Hey guys, just bought an EZ Flash 4 from NDS Card.com, and just feeling a little nervous about dealing with the Chinese (no, im not being racist, I have been ripped off by them before)

Like, I tried paying using just my debit card and it took me to some weird "Beijing Huihuitong network" place. It gave me a weird message saying "cant be renewed" after giving it my info, but I wasn't charged any money.

Then I payed them with Paypal, and was given a tracking number, but all I get when I look up the package is "The tracking result of the item (number omitted since this is a forum) is presently not available. Please try again later" So this means it has indeed shipped?


----------



## icebrg5 (May 12, 2014)

Ive ordered from them 3 separate times and never had any issues.

Always paid with paypal and usually got the orders about 2-3 weeks after order was placed.

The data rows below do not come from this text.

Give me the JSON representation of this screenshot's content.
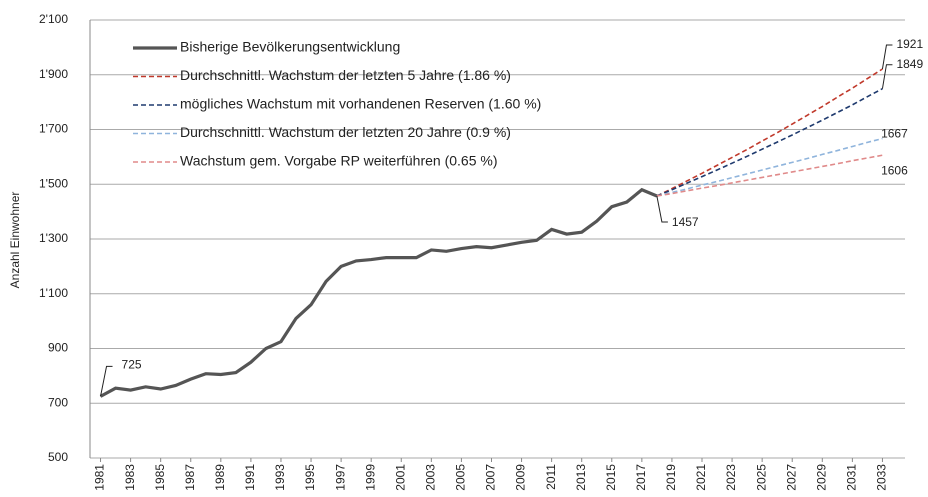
{
  "chart_data": {
    "type": "line",
    "ylabel": "Anzahl Einwohner",
    "xlim": [
      1980.3,
      2034.5
    ],
    "xticks": [
      1981,
      1983,
      1985,
      1987,
      1989,
      1991,
      1993,
      1995,
      1997,
      1999,
      2001,
      2003,
      2005,
      2007,
      2009,
      2011,
      2013,
      2015,
      2017,
      2019,
      2021,
      2023,
      2025,
      2027,
      2029,
      2031,
      2033
    ],
    "ylim": [
      500,
      2100
    ],
    "yticks": [
      500,
      700,
      900,
      {
        "value": 1100,
        "label": "1'100"
      },
      {
        "value": 1300,
        "label": "1'300"
      },
      {
        "value": 1500,
        "label": "1'500"
      },
      {
        "value": 1700,
        "label": "1'700"
      },
      {
        "value": 1900,
        "label": "1'900"
      },
      {
        "value": 2100,
        "label": "2'100"
      }
    ],
    "grid": true,
    "legend": "top-left",
    "series": [
      {
        "name": "Bisherige Bevölkerungsentwicklung",
        "color": "#555555",
        "dashed": false,
        "x": [
          1981,
          1982,
          1983,
          1984,
          1985,
          1986,
          1987,
          1988,
          1989,
          1990,
          1991,
          1992,
          1993,
          1994,
          1995,
          1996,
          1997,
          1998,
          1999,
          2000,
          2001,
          2002,
          2003,
          2004,
          2005,
          2006,
          2007,
          2008,
          2009,
          2010,
          2011,
          2012,
          2013,
          2014,
          2015,
          2016,
          2017,
          2018
        ],
        "values": [
          725,
          755,
          748,
          760,
          752,
          765,
          788,
          808,
          805,
          812,
          850,
          900,
          925,
          1010,
          1060,
          1145,
          1200,
          1220,
          1225,
          1232,
          1232,
          1232,
          1260,
          1255,
          1265,
          1272,
          1268,
          1278,
          1288,
          1295,
          1335,
          1318,
          1325,
          1365,
          1418,
          1435,
          1480,
          1457
        ]
      },
      {
        "name": "Durchschnittl. Wachstum der letzten 5 Jahre (1.86 %)",
        "color": "#c0392b",
        "dashed": true,
        "x": [
          2018,
          2019,
          2020,
          2021,
          2022,
          2023,
          2024,
          2025,
          2026,
          2027,
          2028,
          2029,
          2030,
          2031,
          2032,
          2033
        ],
        "values": [
          1457,
          1484,
          1512,
          1540,
          1569,
          1598,
          1627,
          1658,
          1688,
          1720,
          1752,
          1784,
          1818,
          1851,
          1886,
          1921
        ]
      },
      {
        "name": "mögliches Wachstum mit vorhandenen Reserven (1.60 %)",
        "color": "#1f3a6e",
        "dashed": true,
        "x": [
          2018,
          2019,
          2020,
          2021,
          2022,
          2023,
          2024,
          2025,
          2026,
          2027,
          2028,
          2029,
          2030,
          2031,
          2032,
          2033
        ],
        "values": [
          1457,
          1480,
          1504,
          1528,
          1552,
          1577,
          1602,
          1628,
          1654,
          1680,
          1707,
          1734,
          1762,
          1790,
          1820,
          1849
        ]
      },
      {
        "name": "Durchschnittl. Wachstum der letzten 20 Jahre (0.9 %)",
        "color": "#8fb4dc",
        "dashed": true,
        "x": [
          2018,
          2019,
          2020,
          2021,
          2022,
          2023,
          2024,
          2025,
          2026,
          2027,
          2028,
          2029,
          2030,
          2031,
          2032,
          2033
        ],
        "values": [
          1457,
          1470,
          1483,
          1497,
          1510,
          1524,
          1538,
          1552,
          1566,
          1580,
          1594,
          1609,
          1623,
          1638,
          1653,
          1667
        ]
      },
      {
        "name": "Wachstum gem. Vorgabe RP weiterführen (0.65 %)",
        "color": "#e08a8a",
        "dashed": true,
        "x": [
          2018,
          2019,
          2020,
          2021,
          2022,
          2023,
          2024,
          2025,
          2026,
          2027,
          2028,
          2029,
          2030,
          2031,
          2032,
          2033
        ],
        "values": [
          1457,
          1466,
          1476,
          1486,
          1495,
          1505,
          1515,
          1525,
          1535,
          1545,
          1555,
          1565,
          1575,
          1586,
          1596,
          1606
        ]
      }
    ]
  }
}
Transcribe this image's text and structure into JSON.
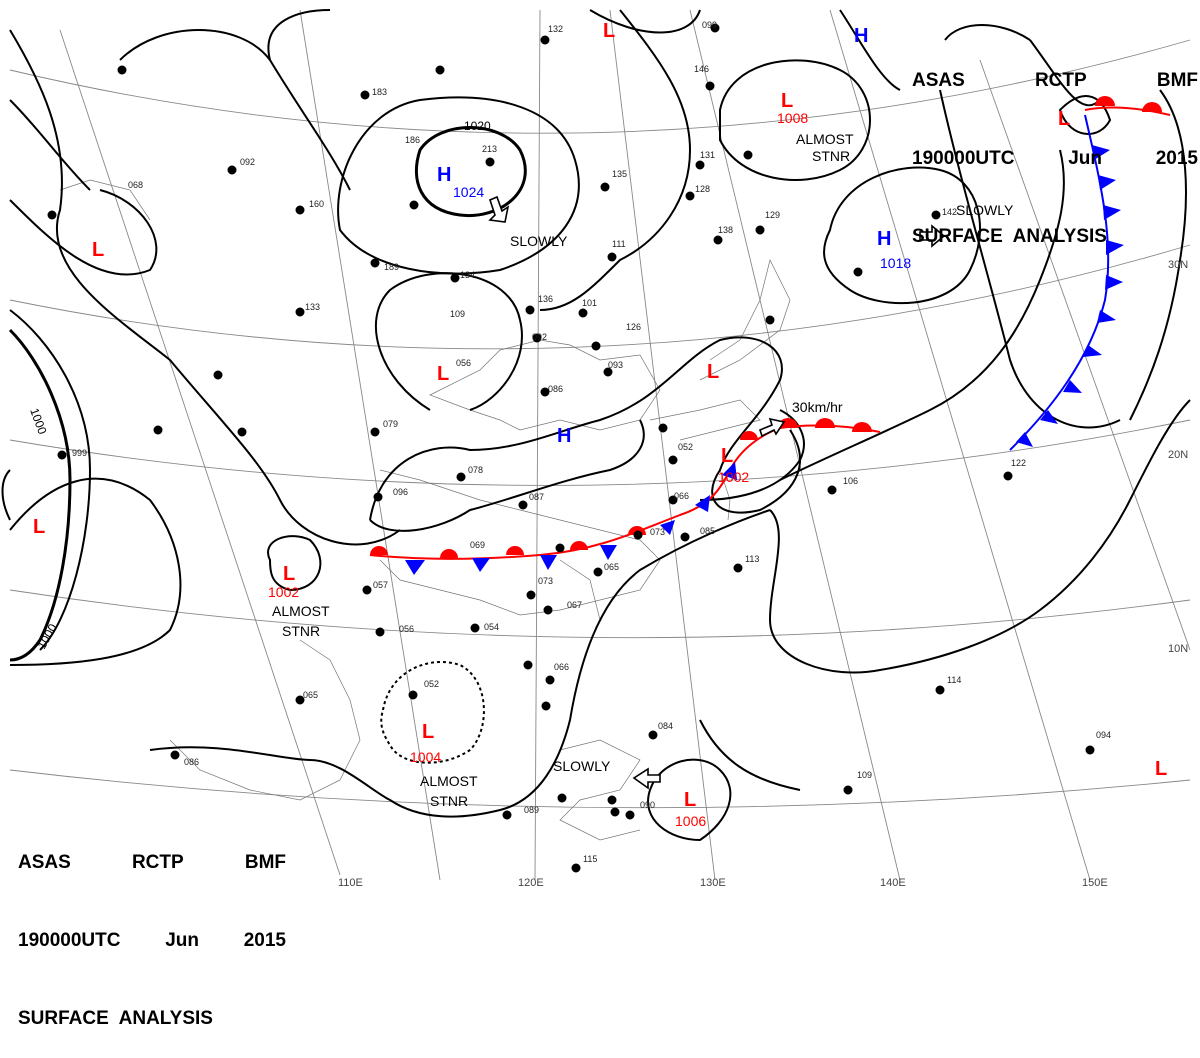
{
  "header": {
    "line1": [
      "ASAS",
      "RCTP",
      "BMF"
    ],
    "line2": [
      "190000UTC",
      "Jun",
      "2015"
    ],
    "line3": "SURFACE  ANALYSIS"
  },
  "colors": {
    "high": "#0000ff",
    "low": "#ff0000",
    "front_warm": "#ff0000",
    "front_cold": "#0000ff",
    "isobar": "#000000",
    "grid": "#888888"
  },
  "longitude_labels": [
    "110E",
    "120E",
    "130E",
    "140E",
    "150E"
  ],
  "latitude_labels": [
    "30N",
    "20N",
    "10N"
  ],
  "pressure_centers": [
    {
      "type": "H",
      "value": "1024"
    },
    {
      "type": "H",
      "value": "1018"
    },
    {
      "type": "H",
      "value": ""
    },
    {
      "type": "H",
      "value": ""
    },
    {
      "type": "L",
      "value": "1008"
    },
    {
      "type": "L",
      "value": "1002"
    },
    {
      "type": "L",
      "value": "1002"
    },
    {
      "type": "L",
      "value": "1004"
    },
    {
      "type": "L",
      "value": "1006"
    },
    {
      "type": "L",
      "value": ""
    },
    {
      "type": "L",
      "value": ""
    },
    {
      "type": "L",
      "value": ""
    },
    {
      "type": "L",
      "value": ""
    },
    {
      "type": "L",
      "value": ""
    },
    {
      "type": "L",
      "value": ""
    }
  ],
  "movement_labels": [
    "SLOWLY",
    "SLOWLY",
    "SLOWLY",
    "30km/hr",
    "ALMOST\nSTNR",
    "ALMOST\nSTNR",
    "ALMOST\nSTNR"
  ],
  "isobar_labels": [
    "1020",
    "1000",
    "1000"
  ],
  "station_values": [
    "213",
    "092",
    "068",
    "183",
    "186",
    "160",
    "189",
    "134",
    "133",
    "109",
    "092",
    "056",
    "079",
    "078",
    "096",
    "087",
    "066",
    "052",
    "073",
    "085",
    "069",
    "057",
    "056",
    "054",
    "073",
    "065",
    "067",
    "066",
    "052",
    "065",
    "086",
    "089",
    "115",
    "084",
    "090",
    "109",
    "113",
    "106",
    "122",
    "114",
    "094",
    "142",
    "129",
    "138",
    "128",
    "131",
    "135",
    "111",
    "101",
    "136",
    "086",
    "093",
    "126",
    "132",
    "146",
    "099",
    "999"
  ]
}
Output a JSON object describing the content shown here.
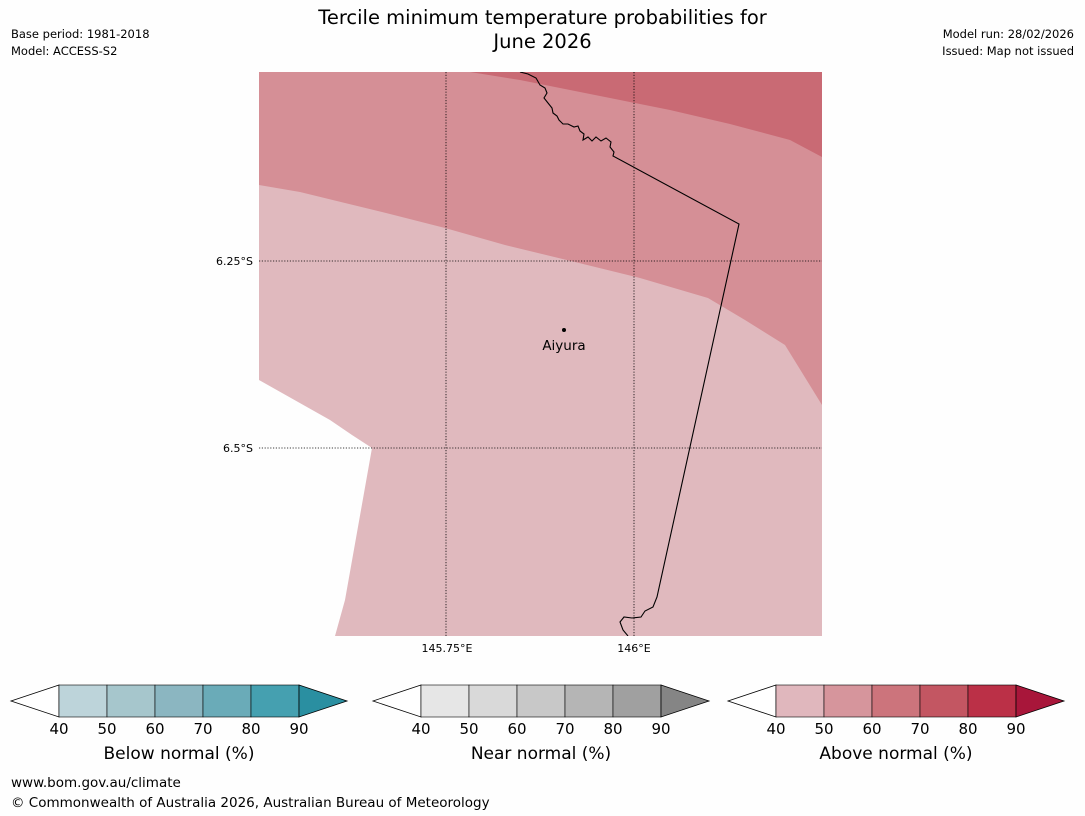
{
  "title_line1": "Tercile minimum temperature probabilities for",
  "title_line2": "June 2026",
  "meta_left": {
    "base_period": "Base period: 1981-2018",
    "model": "Model: ACCESS-S2"
  },
  "meta_right": {
    "model_run": "Model run: 28/02/2026",
    "issued": "Issued: Map not issued"
  },
  "map": {
    "lat_labels": [
      "6.25°S",
      "6.5°S"
    ],
    "lon_labels": [
      "145.75°E",
      "146°E"
    ],
    "place": "Aiyura",
    "fill_colors": {
      "lowest": "#e0b9be",
      "middle": "#d58f96",
      "upper": "#c96a74"
    }
  },
  "colorbars": [
    {
      "label": "Below normal (%)",
      "ticks": [
        "40",
        "50",
        "60",
        "70",
        "80",
        "90"
      ],
      "colors": [
        "#ffffff",
        "#bdd4da",
        "#a6c6cc",
        "#8bb6c1",
        "#6aabb8",
        "#45a0b0",
        "#2a8fa1"
      ]
    },
    {
      "label": "Near normal (%)",
      "ticks": [
        "40",
        "50",
        "60",
        "70",
        "80",
        "90"
      ],
      "colors": [
        "#ffffff",
        "#e6e6e6",
        "#d9d9d9",
        "#c8c8c8",
        "#b5b5b5",
        "#a0a0a0",
        "#858585"
      ]
    },
    {
      "label": "Above normal (%)",
      "ticks": [
        "40",
        "50",
        "60",
        "70",
        "80",
        "90"
      ],
      "colors": [
        "#ffffff",
        "#e0b7bd",
        "#d6959c",
        "#cc747c",
        "#c35662",
        "#bb3047",
        "#a8163a"
      ]
    }
  ],
  "footer": {
    "url": "www.bom.gov.au/climate",
    "copyright": "© Commonwealth of Australia 2026, Australian Bureau of Meteorology"
  }
}
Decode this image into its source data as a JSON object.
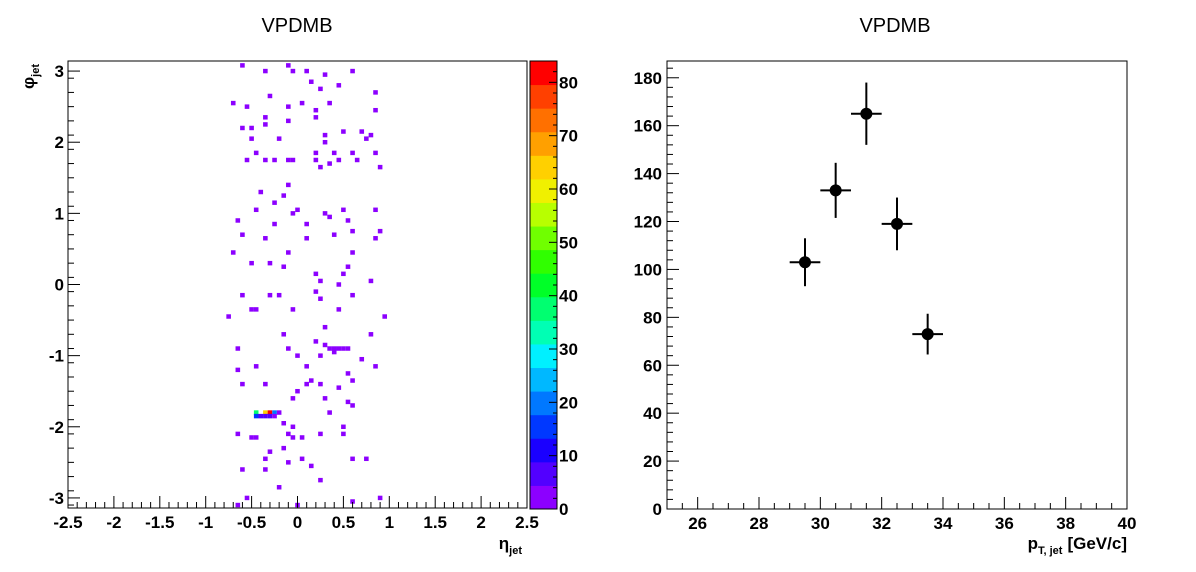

They also replied to any emails i sent within a day at most.


----------



## Traumkampfer (May 12, 2014)

Alright man, a positive report is really helpful, since I've never dealt with the Chinese mail service before.


----------



## The Catboy (May 12, 2014)

nds-card is gbatemp's official sponsor actually.


----------



## Qtis (May 12, 2014)

Shouldn't have any problems. If you do, contact their customer support. They're quite fast in responding, I've yet to not receive a reply in 24 hours on the average working day (Chinese holidays are another thing, but there aren't any major ones going on at the moment).


----------



## Traumkampfer (May 12, 2014)

Well yeah, but I saw a couple reports on here of people being charged random stuff. Though, that  "Beijing Huihuitong network" seemed legit and had the green bar that meant it was secure. Can never be too careful though


----------



## Traumkampfer (May 19, 2014)

So update guys, I just got my EZ Flash IV, and was impressed with how fast i got it....but when I hold R shoulder button with the bin file on my Mini SD card, nothing happens when I turn on my GBA?

I made sure everything was named right, is the card DOA?

I just used the program to put a game on it, and nothing happens when i turn on my GBA with the flash cart in.....

*Edit*  I cleaned the cart with nail polish remover, and it works fine now....oddly enough.


----------